The Grand Jaafari Mufti Sheikh Ahmad Qabalan addressed in a statement, "to everyone who wants to change Lebanon's moral identity." He stated: "Ethics are a necessary component, indeed an existential one, for Lebanon, including human ethics and the natural system that guarantees social ethics, because some deviant butchers want to destroy human structure and alter the natural order in favor of the worst kinds of human deviation, which is strongly rejected, and we will never accept it and it will not materialize in Lebanon. The dangerous part is that some judicial decisions are working to establish judicial protection for the worst ethical plague alongside promotional projects that pressure to undermine the spirit of Lebanon's natural ethics."
He continued: "Whatever happens, the issue of public ethics is not a trade of scrap or a sick game but rather an issue of identity and natural and human roots as substantial as the essence of human existence. The homosexual group is not rights activists; they are patients whose natural place is psychological and health clinics. Here, I say to feminist and male homosexual groups drowning in perversion: despite all the disasters that have befallen Lebanon, it will not become a haven for homosexuals, and the solution lies in psychiatric and health clinics, not in legalizing deviation and protecting it. Those who think Gilbert Baker is a symbol of their inclinations should go to San Francisco, as it is closer to them than Beirut. Those who insist on homosexuality should make Manhattan their homeland for their emotional and psychological madness; personal freedom, when it collides with fundamental natural laws, becomes an enemy to nature and humanity."

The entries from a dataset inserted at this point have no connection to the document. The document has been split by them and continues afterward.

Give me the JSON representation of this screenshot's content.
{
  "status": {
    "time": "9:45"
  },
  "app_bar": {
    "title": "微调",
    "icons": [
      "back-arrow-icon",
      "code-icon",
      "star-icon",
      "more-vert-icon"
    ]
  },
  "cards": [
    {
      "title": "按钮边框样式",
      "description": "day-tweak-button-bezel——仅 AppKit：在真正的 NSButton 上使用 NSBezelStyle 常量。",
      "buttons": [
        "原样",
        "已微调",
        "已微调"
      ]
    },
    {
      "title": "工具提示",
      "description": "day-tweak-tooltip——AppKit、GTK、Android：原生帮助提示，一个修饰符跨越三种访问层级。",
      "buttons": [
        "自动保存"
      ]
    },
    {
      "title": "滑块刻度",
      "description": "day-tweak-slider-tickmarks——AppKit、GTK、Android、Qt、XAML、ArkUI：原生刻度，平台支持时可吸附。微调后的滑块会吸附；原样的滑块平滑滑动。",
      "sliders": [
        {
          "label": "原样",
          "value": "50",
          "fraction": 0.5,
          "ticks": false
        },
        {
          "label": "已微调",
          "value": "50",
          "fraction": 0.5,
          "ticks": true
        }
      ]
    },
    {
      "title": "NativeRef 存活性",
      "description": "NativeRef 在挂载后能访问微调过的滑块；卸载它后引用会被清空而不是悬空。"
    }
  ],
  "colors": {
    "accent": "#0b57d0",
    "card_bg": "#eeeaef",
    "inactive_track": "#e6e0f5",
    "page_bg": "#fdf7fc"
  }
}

He added: "We will never accept changing the laws of nature and humanity in this country; the issue is one of identity, constitution, and eternal natural ethics, far away from the coffins of the pink triangle and the graves of the rainbow that reek of psychological destruction and emotional madness." Qabalan concluded: "Regarding civil marriage, I say: modernize your state and keep personal status matters away from political graves, and let us read together about the graves of civil marriage globally because the issue is one of humanity, creation, and formation, not a matter of fashion, advertising, and conflicting forces that write family laws with barroom alcohol."